Опять демоны берут боевую стойку. Защищать ото всех. И спрятать ото всех, потому что Соня только моя.
— Дим, у нас гости? — кричит в сторону моей спальни дядя Витя, и мгновением позже я все же отзываюсь:
— Да. Мы сейчас придем.
Даже не могу понять, что именно испытываю — настолько много всего внутри. Первые пару минут просто наблюдаю, как Соня подходит к дяде Вите, как протягивает ему руку, представляется, оборачивается ко мне. И улыбается. А он улыбается ей в ответ.
Сжимаю челюсти до зубовного скрежета, и отчим смотрит на меня. Предупреждающе — знаю этот взгляд до черточки. Знаю, что не имею права не сдержаться.

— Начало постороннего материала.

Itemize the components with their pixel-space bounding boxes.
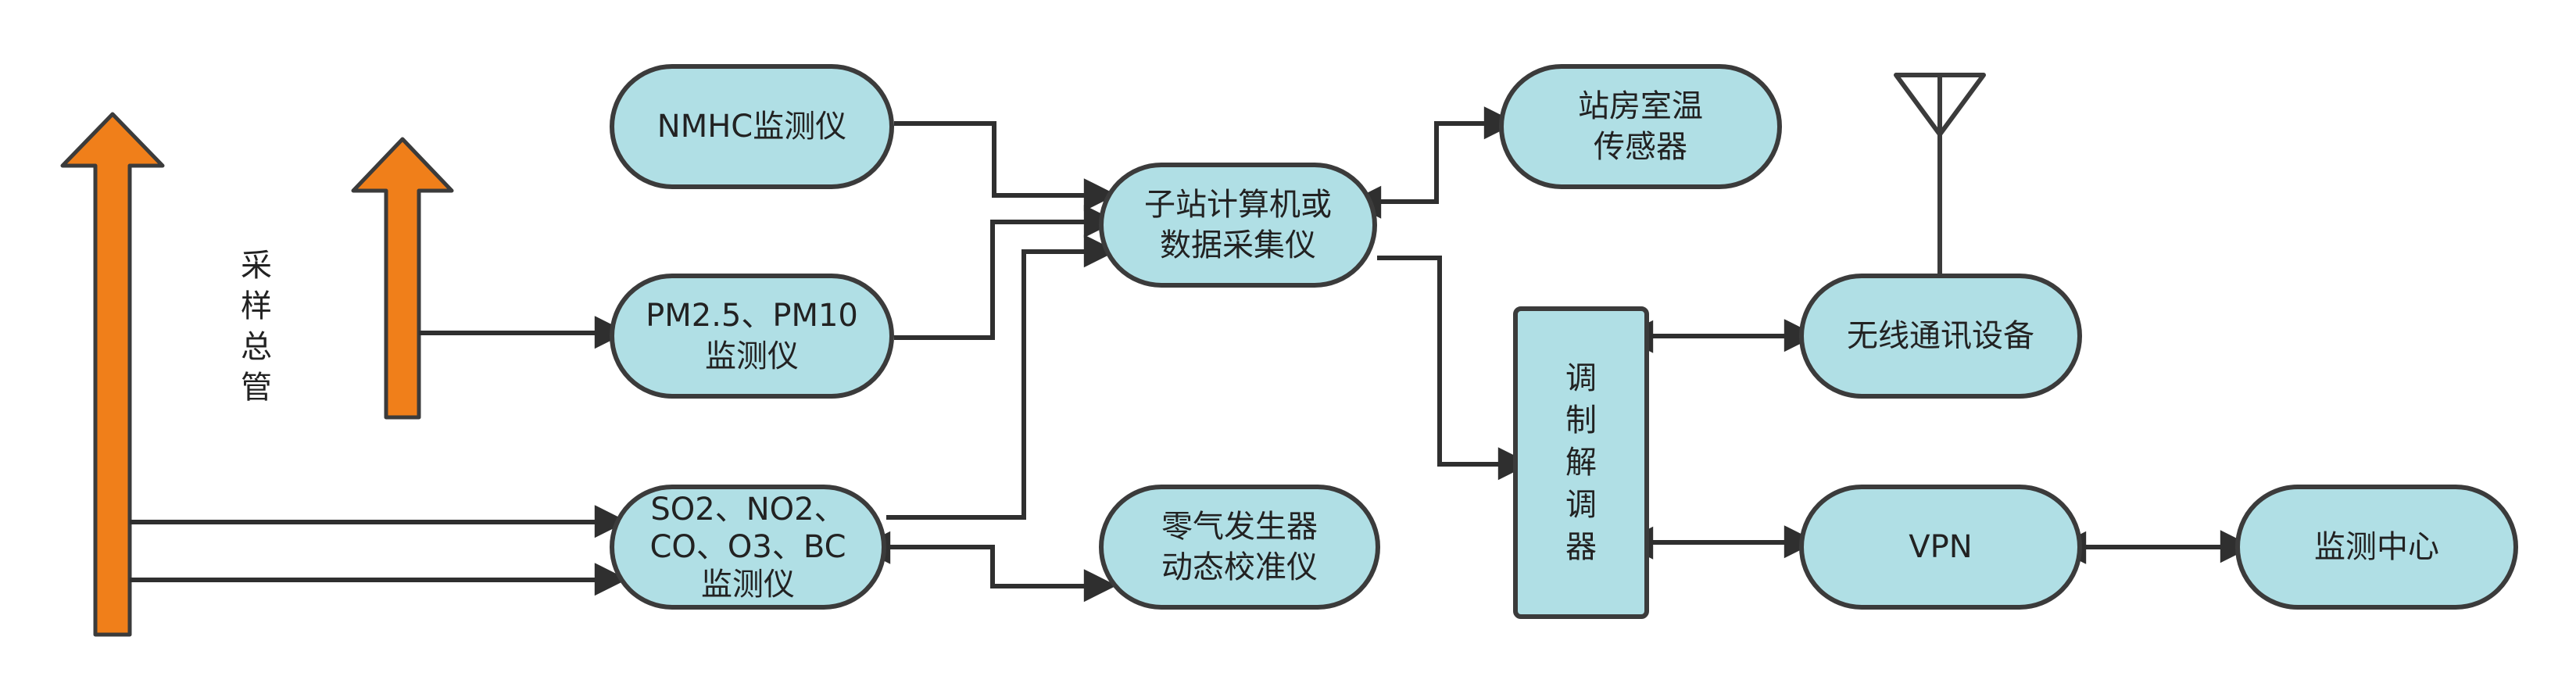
- sampling-manifold-label: 采 样 总 管: [241, 248, 272, 406]
- vpn-node[interactable]: VPN: [1799, 485, 2082, 610]
- substation-computer-node[interactable]: 子站计算机或 数据采集仪: [1099, 163, 1377, 288]
- connector-nmhc-to-computer: [894, 121, 1117, 212]
- gas-monitor-node[interactable]: SO2、NO2、 CO、O3、BC 监测仪: [610, 485, 886, 610]
- connectors: [130, 106, 2253, 603]
- sampling-pipe-branch-icon: [351, 137, 454, 420]
- antenna-icon: [1894, 73, 1986, 274]
- sampling-pipe-main-icon: [60, 112, 165, 637]
- zero-gas-calibrator-node[interactable]: 零气发生器 动态校准仪: [1099, 485, 1380, 610]
- wireless-device-node[interactable]: 无线通讯设备: [1799, 274, 2082, 399]
- connector-pm-to-computer: [894, 205, 1117, 340]
- connector-so2-zero: [857, 531, 1117, 603]
- monitoring-center-node[interactable]: 监测中心: [2235, 485, 2518, 610]
- connector-so2-to-computer: [886, 234, 1117, 520]
- modem-node[interactable]: 调 制 解 调 器: [1513, 306, 1649, 619]
- room-temperature-sensor-node[interactable]: 站房室温 传感器: [1499, 64, 1782, 189]
- pm-monitor-node[interactable]: PM2.5、PM10 监测仪: [610, 274, 894, 399]
- connector-computer-to-modem: [1377, 256, 1531, 481]
- nmhc-monitor-node[interactable]: NMHC监测仪: [610, 64, 894, 189]
- connector-computer-temp: [1348, 106, 1517, 219]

— Значит, будем знакомиться. Сейчас что-нибудь на стол сообразим. Поможешь мне? — обращается дядя Витя к Соне, как будто меня здесь нет.
— Конечно. И Дима поможет.
Она подходит ко мне, берет за руку, и я с силой вцепляюсь в ее пальцы, будто утопающий в спасательный круг. Мне хочется бежать вместе с ней, внутри снова дикая пляска всех демонов разом. Никому не пожелал бы такого ощущения — даже самому лютому врагу.
— И я помогу, — мрачно отвечаю, отлепляясь от дверного косяка, возле которого стоял все это время. — Быстро перекусим, и Соне уже домой надо.
Рождественская смотрит на меня с удивлением, но ни слова не говорит — и это к лучшему. Не хочу, чтобы дядя Витя понял, что я готов врать даже в таких мелочах.
— Значит, потом институт? Это хорошо, — в сотый, должно быть, раз говорит отчим, когда они обсуждают с Соней школу в отдельности и образование в целом. — Уезжать никуда не планируешь?
— Нет. Пока не планирую. Отучусь, а потом будет видно.
— Это правильно. Где родился — там и пригодился. Я и своему охламону это говорю, а он куда-то после школы собирается.
— Дядь Вить… Я еще ничего не решил.
Соня смотрит на меня, вижу по ее улыбке, которая становится будто бы приклеенной к лицу, что для нее эта новость не просто неожиданна, но и неприятна. А я пытаюсь показать ей, что если мы и будем это обсуждать, то явно не здесь и не сейчас.
— Ну, хорошо. Может и не уедешь теперь. Как я тут без тебя один справляться буду?
Никогда не мог держать своих демонов на цепи, тем более, не терпел, если это пытался сделать кто-то вместо меня. Ощущать себя собакой на привязи, без права сделать свободный вдох — это то, что всегда меня убивало. Как бы я ни старался представить, что все делается для моего блага. Как бы я ни старался поверить в это, когда мне внушал это отчим. Тихим и спокойным голосом, каким говорят с любимыми и родными людьми, которым желают только добра. Только мне совсем не нужны были эти забота и добро. По крайней мере, от него.
— Ладно. Мне действительно нужно идти, — говорит Рождественская, когда отводит от меня глаза. И в голосе ее мне чудятся нотки разочарования. Хочется взвыть от невозможности прямо здесь и сейчас все обсудить и расставить точки над "i".
— Я провожу, — поднимаюсь из-за стола следом за Соней.